Jeff co-founded Oregon Connections Academy (now Oregon Charter Academy) in 2005, an online K-12 public charter school that now serves approximately 5000 students. He served as board President until retiring in 2020.

==Early life==
Kropf was born on February 7, 1959, in Albany, Oregon. In 1995 he married Peggy Sue McCauley and became step father to Peggy Sue's son Cris. They divorced in 2019.

==Political career==
Former Representative Jeff Kropf, a Republican, served Oregon House District 17, which consists of Linn and Marion counties. House District 17 includes the cities of Sweet Home, Lebanon, Scio, Stayton, Sublimity and the cities of the Santiam Canyon.

He served as Chairman of the House Agriculture Committee for two legislative sessions and served two sessions on the Transportation and Ways and Means subcommittees.

As Chairman of the Agriculture Committee, he participated in the formulation and passage of the 2002 Federal Farm Bill, including provisions beneficial to Oregon's specialty crops and rural communities.

He also served as a member of the full Joint Ways and Means Committee, and was also assigned to the Ways and Means Natural Resource and General Government Sub-Committees.

Over the 2004 Thanksgiving holiday, Kropf visited Oregon National Guard Combat Infantry Troops serving in Iraq, broadcasting live reports and interviews with Oregon soldiers as a member of the embedded media. He repeated that role in 2006 in Afghanistan again with the Oregon National Guard Combat Infantry Units.
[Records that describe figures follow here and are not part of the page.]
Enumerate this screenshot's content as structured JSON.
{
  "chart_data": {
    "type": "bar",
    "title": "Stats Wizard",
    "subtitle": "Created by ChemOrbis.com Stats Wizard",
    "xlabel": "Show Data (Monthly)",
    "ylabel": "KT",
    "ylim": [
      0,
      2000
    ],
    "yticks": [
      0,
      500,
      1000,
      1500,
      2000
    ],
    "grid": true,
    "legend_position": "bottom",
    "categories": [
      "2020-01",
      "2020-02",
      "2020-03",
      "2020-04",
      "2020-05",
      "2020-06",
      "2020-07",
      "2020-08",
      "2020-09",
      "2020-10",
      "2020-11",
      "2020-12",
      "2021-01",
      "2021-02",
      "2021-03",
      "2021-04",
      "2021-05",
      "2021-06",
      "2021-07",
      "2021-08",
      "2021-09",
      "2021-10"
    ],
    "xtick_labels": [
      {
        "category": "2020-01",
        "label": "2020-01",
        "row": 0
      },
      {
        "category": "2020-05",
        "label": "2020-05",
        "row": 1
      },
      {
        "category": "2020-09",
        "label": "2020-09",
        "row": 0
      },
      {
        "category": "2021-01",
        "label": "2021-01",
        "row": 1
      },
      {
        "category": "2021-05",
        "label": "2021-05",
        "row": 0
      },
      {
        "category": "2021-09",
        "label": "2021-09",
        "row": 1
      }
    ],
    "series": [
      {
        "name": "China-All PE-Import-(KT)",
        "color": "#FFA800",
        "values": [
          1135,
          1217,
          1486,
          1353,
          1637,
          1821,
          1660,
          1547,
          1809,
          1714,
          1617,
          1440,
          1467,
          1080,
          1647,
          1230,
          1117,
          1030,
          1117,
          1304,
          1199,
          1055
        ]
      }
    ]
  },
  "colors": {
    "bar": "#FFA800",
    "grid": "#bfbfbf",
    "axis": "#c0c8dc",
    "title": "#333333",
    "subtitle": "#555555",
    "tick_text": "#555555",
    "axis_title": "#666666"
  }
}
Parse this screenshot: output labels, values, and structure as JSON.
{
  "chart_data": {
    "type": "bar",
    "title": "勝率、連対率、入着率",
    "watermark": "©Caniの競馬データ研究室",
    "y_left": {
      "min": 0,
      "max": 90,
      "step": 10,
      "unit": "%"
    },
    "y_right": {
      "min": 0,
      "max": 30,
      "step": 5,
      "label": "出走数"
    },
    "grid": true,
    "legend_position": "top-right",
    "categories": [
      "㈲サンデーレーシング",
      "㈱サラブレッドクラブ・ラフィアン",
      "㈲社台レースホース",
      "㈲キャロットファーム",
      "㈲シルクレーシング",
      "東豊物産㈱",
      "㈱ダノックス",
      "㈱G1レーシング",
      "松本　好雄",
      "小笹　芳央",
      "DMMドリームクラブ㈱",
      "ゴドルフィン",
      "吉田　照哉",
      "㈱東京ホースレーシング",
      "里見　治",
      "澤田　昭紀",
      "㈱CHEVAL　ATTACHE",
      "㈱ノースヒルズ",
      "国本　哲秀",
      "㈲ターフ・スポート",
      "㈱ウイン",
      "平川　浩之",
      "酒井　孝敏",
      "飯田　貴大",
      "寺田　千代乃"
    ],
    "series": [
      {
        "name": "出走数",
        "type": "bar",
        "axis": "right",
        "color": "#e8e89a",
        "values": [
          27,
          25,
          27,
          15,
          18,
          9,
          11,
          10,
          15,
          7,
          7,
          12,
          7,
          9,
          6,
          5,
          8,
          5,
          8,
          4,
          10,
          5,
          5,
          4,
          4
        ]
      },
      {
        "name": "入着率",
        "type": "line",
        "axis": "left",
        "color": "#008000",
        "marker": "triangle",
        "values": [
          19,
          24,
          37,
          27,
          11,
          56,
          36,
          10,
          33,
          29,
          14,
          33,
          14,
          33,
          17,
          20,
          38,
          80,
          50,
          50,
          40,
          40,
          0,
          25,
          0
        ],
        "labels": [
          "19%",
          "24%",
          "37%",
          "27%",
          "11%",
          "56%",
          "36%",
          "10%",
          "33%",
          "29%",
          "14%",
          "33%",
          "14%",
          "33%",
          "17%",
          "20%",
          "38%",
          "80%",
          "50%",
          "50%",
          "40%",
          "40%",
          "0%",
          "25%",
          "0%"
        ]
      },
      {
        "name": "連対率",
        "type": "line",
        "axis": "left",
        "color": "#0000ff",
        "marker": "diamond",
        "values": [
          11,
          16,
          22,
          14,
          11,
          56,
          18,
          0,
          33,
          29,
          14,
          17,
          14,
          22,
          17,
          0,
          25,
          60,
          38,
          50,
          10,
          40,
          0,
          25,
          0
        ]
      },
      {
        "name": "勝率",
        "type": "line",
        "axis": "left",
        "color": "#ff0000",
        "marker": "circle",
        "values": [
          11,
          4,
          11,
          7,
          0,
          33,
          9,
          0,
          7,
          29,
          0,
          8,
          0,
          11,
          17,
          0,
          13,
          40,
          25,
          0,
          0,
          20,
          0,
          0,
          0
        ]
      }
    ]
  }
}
Kropf dropped out of his race for reelection in 2006 after learning that his on-air time as a radio host would require his radio station to grant free air time to his Democratic opponent, Dan Thackaberry. Fred Girod was chosen to succeed him by the Republican party, and won the general election.

==Awards==
Kropf has received numerous awards from conservative business and government watchdog organizations and is a founding member of the New Budget Coalition.

==The Jeff Kropf Show==
Previously he hosted a conservative talk radio show on 1360 KUIK in Hillsboro, Oregon called "The Jeff Kropf Show." This show no longer airs.
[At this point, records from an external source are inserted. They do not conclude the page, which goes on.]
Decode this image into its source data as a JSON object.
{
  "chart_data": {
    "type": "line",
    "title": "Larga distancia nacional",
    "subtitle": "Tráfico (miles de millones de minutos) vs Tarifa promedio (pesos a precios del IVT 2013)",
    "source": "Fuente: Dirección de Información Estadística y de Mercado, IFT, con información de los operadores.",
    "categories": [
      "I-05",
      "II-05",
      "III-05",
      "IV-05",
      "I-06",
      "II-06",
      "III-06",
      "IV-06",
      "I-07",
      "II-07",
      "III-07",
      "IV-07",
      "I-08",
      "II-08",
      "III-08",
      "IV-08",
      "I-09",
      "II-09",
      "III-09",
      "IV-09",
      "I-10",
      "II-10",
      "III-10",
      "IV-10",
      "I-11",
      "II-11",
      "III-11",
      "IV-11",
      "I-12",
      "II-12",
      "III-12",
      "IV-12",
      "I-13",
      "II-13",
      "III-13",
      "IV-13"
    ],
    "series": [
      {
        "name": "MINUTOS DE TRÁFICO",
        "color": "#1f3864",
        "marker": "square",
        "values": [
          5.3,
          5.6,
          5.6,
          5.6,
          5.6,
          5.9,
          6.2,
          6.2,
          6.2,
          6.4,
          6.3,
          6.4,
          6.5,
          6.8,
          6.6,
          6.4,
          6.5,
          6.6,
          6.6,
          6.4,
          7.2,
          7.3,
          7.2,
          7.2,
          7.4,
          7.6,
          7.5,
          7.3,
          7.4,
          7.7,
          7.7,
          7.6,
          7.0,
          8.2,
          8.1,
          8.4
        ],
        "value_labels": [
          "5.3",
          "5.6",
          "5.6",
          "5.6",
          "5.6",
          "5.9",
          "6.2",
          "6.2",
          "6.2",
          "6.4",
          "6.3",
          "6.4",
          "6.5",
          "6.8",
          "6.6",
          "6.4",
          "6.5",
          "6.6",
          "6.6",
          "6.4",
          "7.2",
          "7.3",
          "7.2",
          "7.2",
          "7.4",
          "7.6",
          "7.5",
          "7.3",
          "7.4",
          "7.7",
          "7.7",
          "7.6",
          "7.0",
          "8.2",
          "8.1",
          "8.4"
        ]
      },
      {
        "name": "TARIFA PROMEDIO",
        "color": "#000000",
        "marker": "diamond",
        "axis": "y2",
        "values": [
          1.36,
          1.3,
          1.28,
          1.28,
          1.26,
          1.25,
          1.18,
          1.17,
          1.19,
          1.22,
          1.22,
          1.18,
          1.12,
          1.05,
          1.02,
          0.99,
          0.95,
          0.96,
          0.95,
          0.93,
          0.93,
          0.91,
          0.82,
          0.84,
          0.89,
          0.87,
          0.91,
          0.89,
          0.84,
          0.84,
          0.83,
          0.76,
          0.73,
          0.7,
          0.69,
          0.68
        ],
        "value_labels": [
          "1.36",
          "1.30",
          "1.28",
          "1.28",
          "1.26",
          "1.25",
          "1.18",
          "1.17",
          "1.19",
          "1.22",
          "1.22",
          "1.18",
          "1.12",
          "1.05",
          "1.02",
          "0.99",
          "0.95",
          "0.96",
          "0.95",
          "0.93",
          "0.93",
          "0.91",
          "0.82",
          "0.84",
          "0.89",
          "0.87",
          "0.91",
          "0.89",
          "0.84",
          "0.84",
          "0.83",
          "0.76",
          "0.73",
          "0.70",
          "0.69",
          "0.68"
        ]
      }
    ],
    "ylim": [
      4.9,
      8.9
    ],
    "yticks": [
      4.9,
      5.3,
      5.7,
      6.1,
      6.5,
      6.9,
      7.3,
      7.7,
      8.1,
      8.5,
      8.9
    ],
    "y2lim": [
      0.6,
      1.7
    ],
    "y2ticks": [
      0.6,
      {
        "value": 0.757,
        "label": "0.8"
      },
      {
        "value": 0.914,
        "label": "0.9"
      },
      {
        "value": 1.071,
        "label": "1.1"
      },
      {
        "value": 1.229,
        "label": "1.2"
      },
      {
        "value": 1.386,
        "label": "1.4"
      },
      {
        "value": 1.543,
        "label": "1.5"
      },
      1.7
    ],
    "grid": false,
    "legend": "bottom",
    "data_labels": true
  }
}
==Political Coffee with Jeff Kropf==
Kropf currently hosts a conservative talk radio show on AM 1220 and 104.3 FM out of Salem, Oregon every weekday from 6AM-7AM (PST). Listeners are encouraged to call in, or email the show, focusing on current local political happenings. The show is tagged as “a little politics with your morning coffee”. The show offers a daily podcast of each morning show.